Her Silent Sacrifice is a 1917 American silent romantic drama film directed by Edward José and starring Alice Brady.

==Plot summary==
In the quaint French village of Savenay, Arlette resides with her grandfather Chaupin, who owns the local inn. Richard Vale, a struggling young American painter, arrives in the village to create art and takes up residence at Chaupin's establishment. During his stay, he persuades Arlette to model for him, and she finds herself falling deeply in love with the financially-strapped artist.

When the affluent but licentious art aficionado Prince Boissard visits Savenay and becomes infatuated with Arlette, he offers Richard financial support in exchange for Arlette becoming his mistress. Arlette consents, and Boissard, pretending to be captivated by Richard's artistic talent, sponsors his trip to Italy for further studies.

A year elapses, and Richard comes back to Savenay, now an acclaimed artist. Boissard expects Arlette to fulfill her end of the bargain.
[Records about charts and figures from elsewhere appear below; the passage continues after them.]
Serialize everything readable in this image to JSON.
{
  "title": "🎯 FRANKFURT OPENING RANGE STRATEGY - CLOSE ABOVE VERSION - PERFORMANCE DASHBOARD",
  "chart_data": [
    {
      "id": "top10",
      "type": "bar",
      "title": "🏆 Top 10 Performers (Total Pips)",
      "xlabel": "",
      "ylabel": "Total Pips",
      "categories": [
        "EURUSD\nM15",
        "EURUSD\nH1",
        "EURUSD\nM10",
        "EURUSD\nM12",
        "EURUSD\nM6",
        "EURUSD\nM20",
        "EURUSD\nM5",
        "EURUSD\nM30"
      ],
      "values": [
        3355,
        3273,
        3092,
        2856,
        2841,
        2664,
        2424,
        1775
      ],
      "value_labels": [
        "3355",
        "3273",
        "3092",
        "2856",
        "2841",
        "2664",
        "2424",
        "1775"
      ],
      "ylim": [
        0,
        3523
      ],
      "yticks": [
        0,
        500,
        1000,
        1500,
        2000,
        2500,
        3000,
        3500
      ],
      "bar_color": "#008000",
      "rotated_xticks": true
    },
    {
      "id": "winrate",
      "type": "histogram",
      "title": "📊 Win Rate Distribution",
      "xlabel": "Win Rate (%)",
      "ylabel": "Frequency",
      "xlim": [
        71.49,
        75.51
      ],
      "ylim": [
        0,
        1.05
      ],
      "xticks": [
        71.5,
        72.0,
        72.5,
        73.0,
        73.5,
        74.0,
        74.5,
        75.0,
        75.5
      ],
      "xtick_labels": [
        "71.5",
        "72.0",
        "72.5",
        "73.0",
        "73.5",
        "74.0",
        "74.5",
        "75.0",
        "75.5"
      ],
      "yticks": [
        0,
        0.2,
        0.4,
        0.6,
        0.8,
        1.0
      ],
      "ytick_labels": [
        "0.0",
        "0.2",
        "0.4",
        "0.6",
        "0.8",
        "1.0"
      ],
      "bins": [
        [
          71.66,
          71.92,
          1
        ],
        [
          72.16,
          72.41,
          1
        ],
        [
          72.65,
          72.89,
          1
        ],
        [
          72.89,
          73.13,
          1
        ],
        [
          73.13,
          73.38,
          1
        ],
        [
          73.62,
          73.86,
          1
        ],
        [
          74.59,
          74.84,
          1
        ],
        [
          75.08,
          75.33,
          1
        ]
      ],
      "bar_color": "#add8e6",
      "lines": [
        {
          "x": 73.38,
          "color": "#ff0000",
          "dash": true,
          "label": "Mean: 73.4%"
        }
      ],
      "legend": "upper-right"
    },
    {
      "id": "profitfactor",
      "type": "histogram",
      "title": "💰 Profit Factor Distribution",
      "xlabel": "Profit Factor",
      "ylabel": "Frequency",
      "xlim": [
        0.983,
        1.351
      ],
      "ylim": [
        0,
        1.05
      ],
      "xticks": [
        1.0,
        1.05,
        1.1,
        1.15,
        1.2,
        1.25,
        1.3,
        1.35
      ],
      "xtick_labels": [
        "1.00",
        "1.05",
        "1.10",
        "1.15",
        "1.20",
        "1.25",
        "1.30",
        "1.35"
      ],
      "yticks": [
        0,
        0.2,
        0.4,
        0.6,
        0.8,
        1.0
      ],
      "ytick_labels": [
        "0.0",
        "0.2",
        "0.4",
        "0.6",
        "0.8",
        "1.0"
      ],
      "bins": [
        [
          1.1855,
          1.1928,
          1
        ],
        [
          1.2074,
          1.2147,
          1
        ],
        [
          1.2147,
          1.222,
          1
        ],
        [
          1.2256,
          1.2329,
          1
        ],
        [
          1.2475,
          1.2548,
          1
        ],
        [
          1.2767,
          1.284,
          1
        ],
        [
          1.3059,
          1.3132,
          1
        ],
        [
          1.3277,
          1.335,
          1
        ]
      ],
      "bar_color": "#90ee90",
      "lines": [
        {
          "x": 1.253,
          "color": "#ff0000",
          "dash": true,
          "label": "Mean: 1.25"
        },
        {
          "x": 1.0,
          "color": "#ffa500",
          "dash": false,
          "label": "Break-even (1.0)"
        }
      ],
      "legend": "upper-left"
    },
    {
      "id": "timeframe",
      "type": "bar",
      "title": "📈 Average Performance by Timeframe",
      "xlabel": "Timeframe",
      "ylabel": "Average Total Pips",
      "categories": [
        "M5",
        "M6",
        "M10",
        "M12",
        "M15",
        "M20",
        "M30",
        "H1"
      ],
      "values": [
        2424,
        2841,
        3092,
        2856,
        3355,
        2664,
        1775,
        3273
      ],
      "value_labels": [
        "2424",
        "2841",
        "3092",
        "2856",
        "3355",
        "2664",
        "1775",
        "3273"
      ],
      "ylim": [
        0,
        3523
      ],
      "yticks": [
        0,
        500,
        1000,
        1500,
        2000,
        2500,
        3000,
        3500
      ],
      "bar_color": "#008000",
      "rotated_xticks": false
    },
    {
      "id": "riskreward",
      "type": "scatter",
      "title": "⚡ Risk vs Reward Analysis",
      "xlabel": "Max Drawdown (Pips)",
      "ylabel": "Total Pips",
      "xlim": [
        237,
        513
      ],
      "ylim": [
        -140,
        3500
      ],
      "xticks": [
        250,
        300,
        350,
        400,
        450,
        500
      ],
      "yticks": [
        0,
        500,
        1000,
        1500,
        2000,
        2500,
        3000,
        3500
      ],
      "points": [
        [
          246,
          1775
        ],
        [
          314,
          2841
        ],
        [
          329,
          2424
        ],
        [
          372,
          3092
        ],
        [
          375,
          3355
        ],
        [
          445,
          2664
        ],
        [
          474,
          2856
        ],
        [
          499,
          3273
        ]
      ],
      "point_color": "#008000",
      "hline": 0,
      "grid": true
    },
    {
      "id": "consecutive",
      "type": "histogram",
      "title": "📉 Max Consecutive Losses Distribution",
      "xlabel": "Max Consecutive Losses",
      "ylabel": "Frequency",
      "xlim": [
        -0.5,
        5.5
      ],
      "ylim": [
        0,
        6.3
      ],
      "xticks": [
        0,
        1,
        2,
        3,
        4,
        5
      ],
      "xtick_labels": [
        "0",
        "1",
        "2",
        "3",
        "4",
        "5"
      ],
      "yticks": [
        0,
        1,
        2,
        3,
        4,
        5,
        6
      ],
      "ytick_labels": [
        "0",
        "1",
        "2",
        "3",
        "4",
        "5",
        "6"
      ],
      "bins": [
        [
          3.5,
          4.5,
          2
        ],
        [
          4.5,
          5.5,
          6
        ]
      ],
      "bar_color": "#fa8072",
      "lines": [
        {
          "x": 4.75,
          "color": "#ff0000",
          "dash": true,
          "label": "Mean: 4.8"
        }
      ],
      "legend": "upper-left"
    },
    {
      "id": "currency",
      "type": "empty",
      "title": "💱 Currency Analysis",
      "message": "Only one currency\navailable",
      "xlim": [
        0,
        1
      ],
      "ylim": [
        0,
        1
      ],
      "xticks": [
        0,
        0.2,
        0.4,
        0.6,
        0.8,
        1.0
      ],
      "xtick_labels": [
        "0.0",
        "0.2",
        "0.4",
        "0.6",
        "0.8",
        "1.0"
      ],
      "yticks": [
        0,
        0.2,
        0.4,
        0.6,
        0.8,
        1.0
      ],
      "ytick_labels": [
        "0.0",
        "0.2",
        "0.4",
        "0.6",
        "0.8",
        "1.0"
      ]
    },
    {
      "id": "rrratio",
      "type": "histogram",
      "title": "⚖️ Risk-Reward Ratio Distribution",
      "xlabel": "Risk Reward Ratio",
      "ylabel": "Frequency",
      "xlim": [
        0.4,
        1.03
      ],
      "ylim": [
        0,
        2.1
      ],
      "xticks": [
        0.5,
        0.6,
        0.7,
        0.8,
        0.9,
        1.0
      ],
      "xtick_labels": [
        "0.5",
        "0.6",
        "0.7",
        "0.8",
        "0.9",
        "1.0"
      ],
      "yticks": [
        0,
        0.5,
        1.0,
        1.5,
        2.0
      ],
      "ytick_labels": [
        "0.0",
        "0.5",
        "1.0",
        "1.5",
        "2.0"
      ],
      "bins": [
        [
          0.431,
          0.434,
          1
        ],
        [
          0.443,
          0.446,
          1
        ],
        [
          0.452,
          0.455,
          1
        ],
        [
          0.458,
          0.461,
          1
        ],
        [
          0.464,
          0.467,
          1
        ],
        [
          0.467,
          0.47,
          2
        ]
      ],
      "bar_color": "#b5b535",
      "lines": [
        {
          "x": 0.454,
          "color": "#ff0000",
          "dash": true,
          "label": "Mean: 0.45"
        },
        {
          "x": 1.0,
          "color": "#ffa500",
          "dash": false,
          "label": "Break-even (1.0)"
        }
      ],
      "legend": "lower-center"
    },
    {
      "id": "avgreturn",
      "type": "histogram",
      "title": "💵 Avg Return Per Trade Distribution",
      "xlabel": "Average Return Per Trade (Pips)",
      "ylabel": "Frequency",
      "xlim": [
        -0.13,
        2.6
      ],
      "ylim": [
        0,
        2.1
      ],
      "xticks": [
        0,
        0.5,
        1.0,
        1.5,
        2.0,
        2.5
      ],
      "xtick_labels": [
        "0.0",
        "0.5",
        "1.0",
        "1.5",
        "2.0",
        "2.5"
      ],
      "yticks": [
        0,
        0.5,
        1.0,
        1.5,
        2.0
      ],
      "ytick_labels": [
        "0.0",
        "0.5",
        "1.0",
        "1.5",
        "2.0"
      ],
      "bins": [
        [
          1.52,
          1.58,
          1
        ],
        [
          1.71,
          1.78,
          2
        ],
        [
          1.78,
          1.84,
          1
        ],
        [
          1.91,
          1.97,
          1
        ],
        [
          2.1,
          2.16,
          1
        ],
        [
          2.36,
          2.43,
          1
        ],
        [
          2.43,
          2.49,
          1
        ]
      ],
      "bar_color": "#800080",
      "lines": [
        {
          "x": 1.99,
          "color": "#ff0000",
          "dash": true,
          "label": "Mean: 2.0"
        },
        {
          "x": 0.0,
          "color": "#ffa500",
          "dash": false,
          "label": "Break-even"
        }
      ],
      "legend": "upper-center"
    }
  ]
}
Reluctantly, she agrees, but before anything can happen, Boissard's loyal servant Sarthe intervenes. Devoted to Arlette, Sarthe takes drastic action and stabs his master, effectively liberating Arlette and allowing her to marry the man she truly loves, Richard.

==Cast==
- Alice Brady as Arlette
- Henry Clive as Richard Vale
- R. Payton Gib as Prince Boissard
- Edmund Pardo as Sarthe
- Blanche Craig as Countess Coralie
- Arda La Croix as Chaupin

==Preservation status==
- The film is preserved in the Library of Congress, Packard Campus for Audio-Visual Conservation collection.